Tuesday, October 21, 2008

Boosting untuk Imbalance

Saat ini saya sedang mengikuti sidang TA Arie Yanuar ttg Boosting untuk Imbalance. Beberapa coretan:
• Apakah data buatan tsb, sdh mencerminkan kasus riil. Bagaimana sebuah data riil dimapkan to the synthetic data.
• Kritisi the synthetic data.
• How about the other factors, such as: the type of attribute. (eg. Categorical vs numeric).
• What are the difficulty faced by imbalance data? (what is imbalance problem mean)
• The evaluation measure: just only for minority data. It is better for majority data as well.
• The next research for data: include the cost.
• Make an writing about the generic handling for imbalance on boosting methods. And make conclusion about what kind f approach better for imbalance problem.

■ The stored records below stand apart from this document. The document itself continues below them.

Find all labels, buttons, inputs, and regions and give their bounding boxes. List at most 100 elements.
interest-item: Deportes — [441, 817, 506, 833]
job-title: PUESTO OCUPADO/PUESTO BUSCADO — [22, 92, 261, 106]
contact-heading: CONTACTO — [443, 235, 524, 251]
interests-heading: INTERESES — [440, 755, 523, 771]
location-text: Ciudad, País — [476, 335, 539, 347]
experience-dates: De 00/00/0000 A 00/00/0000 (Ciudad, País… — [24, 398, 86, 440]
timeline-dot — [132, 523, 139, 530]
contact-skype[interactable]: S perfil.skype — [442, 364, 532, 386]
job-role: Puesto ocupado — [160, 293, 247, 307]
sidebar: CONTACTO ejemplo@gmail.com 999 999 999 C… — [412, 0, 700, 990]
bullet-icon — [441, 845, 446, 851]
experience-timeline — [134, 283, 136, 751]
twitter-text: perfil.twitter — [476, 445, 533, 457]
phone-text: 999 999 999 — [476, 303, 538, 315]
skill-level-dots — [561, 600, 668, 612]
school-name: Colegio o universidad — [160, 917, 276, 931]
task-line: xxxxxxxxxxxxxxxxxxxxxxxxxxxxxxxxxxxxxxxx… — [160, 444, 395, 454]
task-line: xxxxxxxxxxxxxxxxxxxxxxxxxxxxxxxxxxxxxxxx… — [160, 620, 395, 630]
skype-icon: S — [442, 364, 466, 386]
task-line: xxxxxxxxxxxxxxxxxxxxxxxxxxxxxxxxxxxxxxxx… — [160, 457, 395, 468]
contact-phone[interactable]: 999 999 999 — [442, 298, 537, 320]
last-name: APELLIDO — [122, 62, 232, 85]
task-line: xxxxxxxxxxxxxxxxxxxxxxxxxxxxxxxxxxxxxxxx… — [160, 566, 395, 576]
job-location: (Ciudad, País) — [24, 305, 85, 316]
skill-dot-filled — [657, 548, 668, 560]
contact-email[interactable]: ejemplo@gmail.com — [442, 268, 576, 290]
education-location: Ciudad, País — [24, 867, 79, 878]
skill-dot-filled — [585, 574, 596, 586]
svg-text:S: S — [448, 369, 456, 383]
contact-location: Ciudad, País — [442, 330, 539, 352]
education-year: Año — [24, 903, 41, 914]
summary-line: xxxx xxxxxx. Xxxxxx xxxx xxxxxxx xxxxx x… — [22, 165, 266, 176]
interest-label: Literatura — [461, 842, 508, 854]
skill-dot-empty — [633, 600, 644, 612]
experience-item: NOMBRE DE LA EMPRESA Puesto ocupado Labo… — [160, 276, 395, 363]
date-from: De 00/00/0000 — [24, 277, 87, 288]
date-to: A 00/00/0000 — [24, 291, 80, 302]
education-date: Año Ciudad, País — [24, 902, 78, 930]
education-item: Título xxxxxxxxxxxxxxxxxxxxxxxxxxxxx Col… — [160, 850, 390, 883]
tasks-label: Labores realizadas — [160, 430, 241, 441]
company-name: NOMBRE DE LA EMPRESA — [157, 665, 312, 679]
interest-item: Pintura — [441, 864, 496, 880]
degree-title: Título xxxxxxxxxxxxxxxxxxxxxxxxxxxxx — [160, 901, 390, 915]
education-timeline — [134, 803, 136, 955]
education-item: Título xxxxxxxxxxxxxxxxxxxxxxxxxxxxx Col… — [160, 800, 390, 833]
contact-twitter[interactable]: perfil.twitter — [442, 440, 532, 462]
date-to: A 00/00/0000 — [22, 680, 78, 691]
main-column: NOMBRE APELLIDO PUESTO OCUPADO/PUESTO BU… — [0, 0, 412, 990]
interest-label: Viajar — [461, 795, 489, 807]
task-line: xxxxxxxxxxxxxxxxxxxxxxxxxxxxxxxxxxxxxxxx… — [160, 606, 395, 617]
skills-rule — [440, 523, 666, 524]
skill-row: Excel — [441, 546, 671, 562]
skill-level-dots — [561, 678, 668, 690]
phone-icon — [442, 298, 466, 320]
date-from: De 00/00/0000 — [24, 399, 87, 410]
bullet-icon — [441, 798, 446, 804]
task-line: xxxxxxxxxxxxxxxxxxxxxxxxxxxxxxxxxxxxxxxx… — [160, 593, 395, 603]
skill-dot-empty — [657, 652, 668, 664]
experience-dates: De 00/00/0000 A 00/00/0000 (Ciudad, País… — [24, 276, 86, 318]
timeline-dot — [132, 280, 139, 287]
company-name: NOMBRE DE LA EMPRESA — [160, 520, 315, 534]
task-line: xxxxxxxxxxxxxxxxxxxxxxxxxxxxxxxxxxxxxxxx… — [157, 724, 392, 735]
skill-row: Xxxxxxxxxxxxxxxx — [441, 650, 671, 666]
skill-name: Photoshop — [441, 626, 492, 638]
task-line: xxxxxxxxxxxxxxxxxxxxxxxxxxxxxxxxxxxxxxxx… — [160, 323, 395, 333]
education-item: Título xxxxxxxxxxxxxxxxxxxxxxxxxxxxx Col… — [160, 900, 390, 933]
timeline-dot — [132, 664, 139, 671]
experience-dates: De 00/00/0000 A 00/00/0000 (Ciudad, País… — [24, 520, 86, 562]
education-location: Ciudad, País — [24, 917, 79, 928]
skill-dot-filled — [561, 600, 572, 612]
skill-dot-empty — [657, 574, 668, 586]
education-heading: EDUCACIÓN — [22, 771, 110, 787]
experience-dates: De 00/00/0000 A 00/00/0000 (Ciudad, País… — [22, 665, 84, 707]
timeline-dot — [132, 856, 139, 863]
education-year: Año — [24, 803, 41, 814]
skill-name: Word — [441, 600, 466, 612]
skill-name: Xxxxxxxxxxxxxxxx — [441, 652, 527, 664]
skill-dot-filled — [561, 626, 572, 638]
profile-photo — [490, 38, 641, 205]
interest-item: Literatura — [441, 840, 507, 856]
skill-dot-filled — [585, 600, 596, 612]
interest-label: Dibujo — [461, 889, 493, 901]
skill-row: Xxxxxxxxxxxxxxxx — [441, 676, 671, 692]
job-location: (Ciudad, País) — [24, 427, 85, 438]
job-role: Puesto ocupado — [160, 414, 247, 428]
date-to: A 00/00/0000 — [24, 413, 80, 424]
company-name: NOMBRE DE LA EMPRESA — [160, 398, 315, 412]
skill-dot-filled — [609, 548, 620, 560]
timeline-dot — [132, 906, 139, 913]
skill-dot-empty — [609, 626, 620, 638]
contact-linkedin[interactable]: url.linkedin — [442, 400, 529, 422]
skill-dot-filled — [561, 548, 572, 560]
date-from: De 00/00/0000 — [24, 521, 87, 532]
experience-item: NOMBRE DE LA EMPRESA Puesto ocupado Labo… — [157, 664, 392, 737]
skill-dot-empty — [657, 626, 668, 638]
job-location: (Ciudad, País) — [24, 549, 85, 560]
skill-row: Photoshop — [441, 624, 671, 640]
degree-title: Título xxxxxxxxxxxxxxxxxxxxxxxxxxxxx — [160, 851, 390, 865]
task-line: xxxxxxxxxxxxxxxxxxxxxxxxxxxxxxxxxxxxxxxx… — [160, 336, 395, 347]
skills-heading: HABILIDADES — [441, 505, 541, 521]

• Survey paper and tutorial slide: boosting for imbalance problem.  submit for conference.
• What new in the TA? Noise dataset.
• Does boosting approach suitable (from theoretical view) for imbalance problem?
• No sampling?
• How about the splitting for training and testing data? What is the training and the testing data.
• The type of data of training and testing is the same?
• The number of iteration: Arie choosed 10.
• How boosting methods handle imbalance problem? Boosting designed for imbalance are better than boosting not designed for imbalance?